First, 5/64 is a very skinny saddle. It would surely help to re-rout the bridge for a little meatier one. How much of the saddle is exposed vs. how much is in the slot?
I believe I know what the issue is.  This guitar is configured exactly the same as the one I finished last year.  Same high saddle and high break angle.  I saw the guitar I made last year just last evening because the person who has it just happened to bring it with him.  His guitar does not have the issue.  I used a unbleached bone saddle on his from Stew Mac but the bone saddle I used on this guitar was a white looking saddle from LMI.  I believe the bleached white looking saddle is weaker than the unbleached bone.  I then made my own Corian saddle from some Corian I happened to have and though it has excellent sound transfer qualities(the guitar sounds great) it is also weaker than the unbleached bone.  I am ordering some unbleached bone saddles from Stew Mac and will replace the splitting Corian one.  The split is not a break yet and I still used the guitar for a performance last night.  (really does sound great).  I don't think the sound will suffer much.  I also ordered some Tusq saddle blanks and I might try one of those to see how strong they are.  It's just that the high break angle on the base side really exerts a lot of twisting and downward pressure on the saddle.  Thus the great sound but you need a strong saddle to handle that.  Thanks a lot for your interest and replies.  I will let you know how my new saddle(s) work out.
saddle fixation syndrome?If there is room to twist it sounds like it don't fit! Why not just use a split saddle?Sounds like that's what this ax wants!Is the slot level,square?Wider would probably be better but I've never had an instrument that consistantly broke bone ,plastic, or corian Back in the saddle agin...

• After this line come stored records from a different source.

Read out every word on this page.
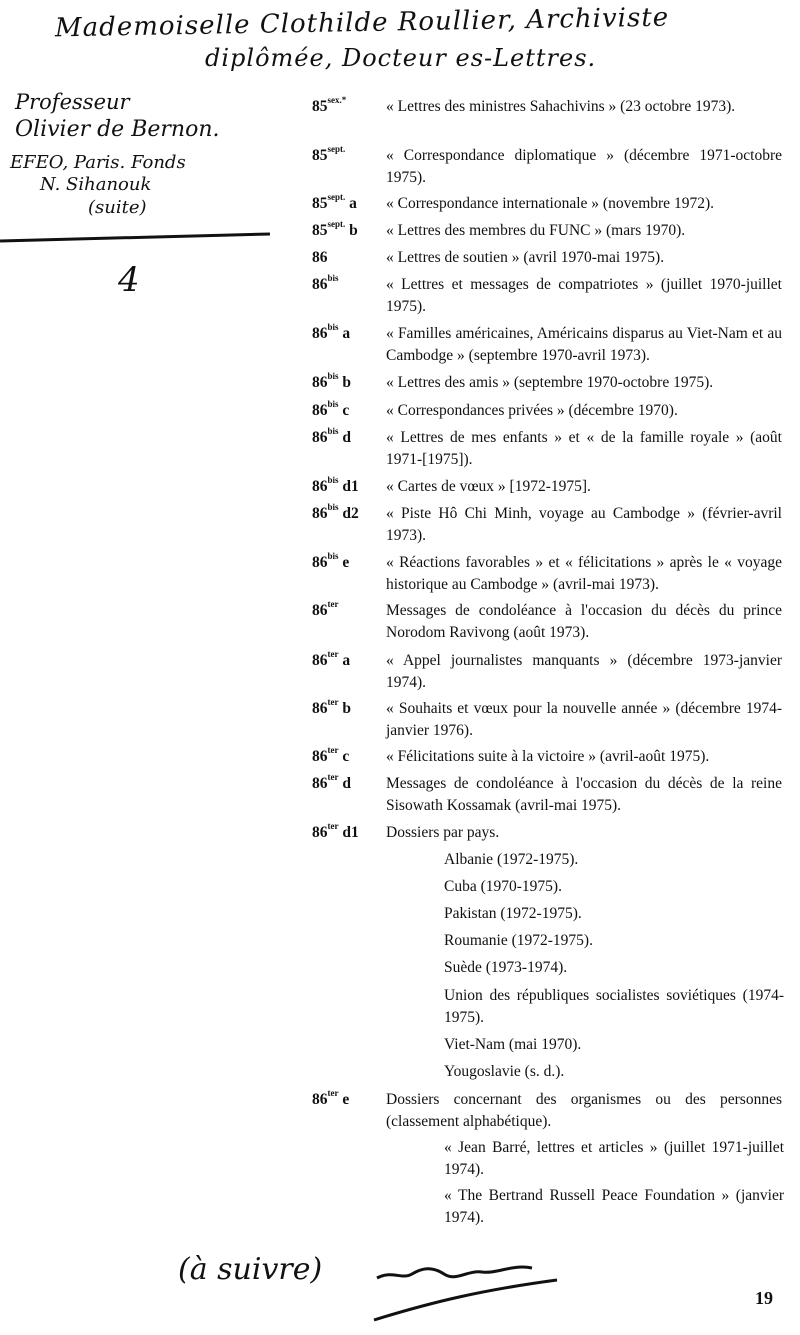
Mademoiselle Clothilde Roullier, Archiviste
diplômée, Docteur es-Lettres.
Professeur
Olivier de Bernon.
EFEO, Paris. Fonds
N. Sihanouk
(suite)
4
$85^{sex.*}$	« Lettres des ministres Sahachivins » (23 octobre 1973).
$85^{sept.}$	« Correspondance diplomatique » (décembre 1971-octobre 1975).
$85^{sept.}$ a	« Correspondance internationale » (novembre 1972).
$85^{sept.}$ b	« Lettres des membres du FUNC » (mars 1970).
86	« Lettres de soutien » (avril 1970-mai 1975).
$86^{bis}$	« Lettres et messages de compatriotes » (juillet 1970-juillet 1975).
$86^{bis}$ a	« Familles américaines, Américains disparus au Viet-Nam et au Cambodge » (septembre 1970-avril 1973).
$86^{bis}$ b	« Lettres des amis » (septembre 1970-octobre 1975).
$86^{bis}$ c	« Correspondances privées » (décembre 1970).
$86^{bis}$ d	« Lettres de mes enfants » et « de la famille royale » (août 1971-[1975]).
$86^{bis}$ d1	« Cartes de vœux » [1972-1975].
$86^{bis}$ d2	« Piste Hô Chi Minh, voyage au Cambodge » (février-avril 1973).
$86^{bis}$ e	« Réactions favorables » et « félicitations » après le « voyage historique au Cambodge » (avril-mai 1973).
$86^{ter}$	Messages de condoléance à l'occasion du décès du prince Norodom Ravivong (août 1973).
$86^{ter}$ a	« Appel journalistes manquants » (décembre 1973-janvier 1974).
$86^{ter}$ b	« Souhaits et vœux pour la nouvelle année » (décembre 1974-janvier 1976).
$86^{ter}$ c	« Félicitations suite à la victoire » (avril-août 1975).
$86^{ter}$ d	Messages de condoléance à l'occasion du décès de la reine Sisowath Kossamak (avril-mai 1975).
$86^{ter}$ d1	Dossiers par pays.
Albanie (1972-1975).
Cuba (1970-1975).
Pakistan (1972-1975).
Roumanie (1972-1975).
Suède (1973-1974).
Union des républiques socialistes soviétiques (1974-1975).
Viet-Nam (mai 1970).
Yougoslavie (s. d.).
$86^{ter}$ e	Dossiers concernant des organismes ou des personnes (classement alphabétique).
« Jean Barré, lettres et articles » (juillet 1971-juillet 1974).
« The Bertrand Russell Peace Foundation » (janvier 1974).
(à suivre)
19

The problem likely rises from the saddle slot. You don't mention how much saddle is exposed vs. how much is slotted into the bridge, but if there is too much saddle exposed relative to the amount in the slot, and you have a thin (5/64 is very thin) saddle, and/or the bottom of the slot is not perfectly flat (a small bump, imperfection, differentiation...), no amount of unbleaching will save your saddle.

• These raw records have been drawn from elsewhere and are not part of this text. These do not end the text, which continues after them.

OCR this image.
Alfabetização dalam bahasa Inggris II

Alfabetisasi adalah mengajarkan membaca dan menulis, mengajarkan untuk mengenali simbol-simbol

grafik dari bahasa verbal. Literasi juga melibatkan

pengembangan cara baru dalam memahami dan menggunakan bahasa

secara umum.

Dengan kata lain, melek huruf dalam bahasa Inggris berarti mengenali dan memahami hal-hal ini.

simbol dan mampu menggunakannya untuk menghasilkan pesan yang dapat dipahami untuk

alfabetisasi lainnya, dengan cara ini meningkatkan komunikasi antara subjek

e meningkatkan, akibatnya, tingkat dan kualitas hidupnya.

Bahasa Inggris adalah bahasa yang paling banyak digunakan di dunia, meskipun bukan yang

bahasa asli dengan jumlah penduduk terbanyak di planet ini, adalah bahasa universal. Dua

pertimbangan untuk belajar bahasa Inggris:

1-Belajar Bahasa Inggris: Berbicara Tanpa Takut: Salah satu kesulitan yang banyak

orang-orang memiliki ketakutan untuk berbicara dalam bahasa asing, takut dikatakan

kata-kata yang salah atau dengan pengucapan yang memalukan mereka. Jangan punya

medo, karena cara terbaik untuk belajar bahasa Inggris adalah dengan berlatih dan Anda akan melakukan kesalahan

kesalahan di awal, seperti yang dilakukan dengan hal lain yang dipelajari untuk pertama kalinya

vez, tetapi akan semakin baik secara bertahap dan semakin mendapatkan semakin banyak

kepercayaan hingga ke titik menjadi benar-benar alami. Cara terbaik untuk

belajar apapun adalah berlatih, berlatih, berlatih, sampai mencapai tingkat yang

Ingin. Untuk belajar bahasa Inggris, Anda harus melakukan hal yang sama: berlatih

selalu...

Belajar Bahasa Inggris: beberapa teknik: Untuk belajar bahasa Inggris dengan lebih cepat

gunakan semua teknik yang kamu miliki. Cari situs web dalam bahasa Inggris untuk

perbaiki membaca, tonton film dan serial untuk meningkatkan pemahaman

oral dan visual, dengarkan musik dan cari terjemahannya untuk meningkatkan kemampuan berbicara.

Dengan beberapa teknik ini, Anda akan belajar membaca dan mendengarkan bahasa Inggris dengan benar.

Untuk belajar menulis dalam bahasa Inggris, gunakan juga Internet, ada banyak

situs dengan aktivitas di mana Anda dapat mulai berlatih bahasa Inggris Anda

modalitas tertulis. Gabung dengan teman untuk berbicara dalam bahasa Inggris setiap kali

I think you need to re-route the slot.

Everett, how about some pictures. What brand guitar also?

 

Everett made it himself.  Don't much care for Tusq, but YMMV.

Barbara

I have a correction to make.  The saddle is 3/32" and not 5/64".  I resolved the issue by making a new saddle using a unbleached bone saddle blank from Stewmac.  The saddle is fine with no indication of twisting and splitting as it did with the bleached bone saddle from LMI and the Corian one I made from some material I had left over from a project from 32 years ago.  Thanks to all who took enough interest to respond to my original post.  I took a look at the TUSQ saddles I purchased.  I will not use them.  I will probably return them if I can.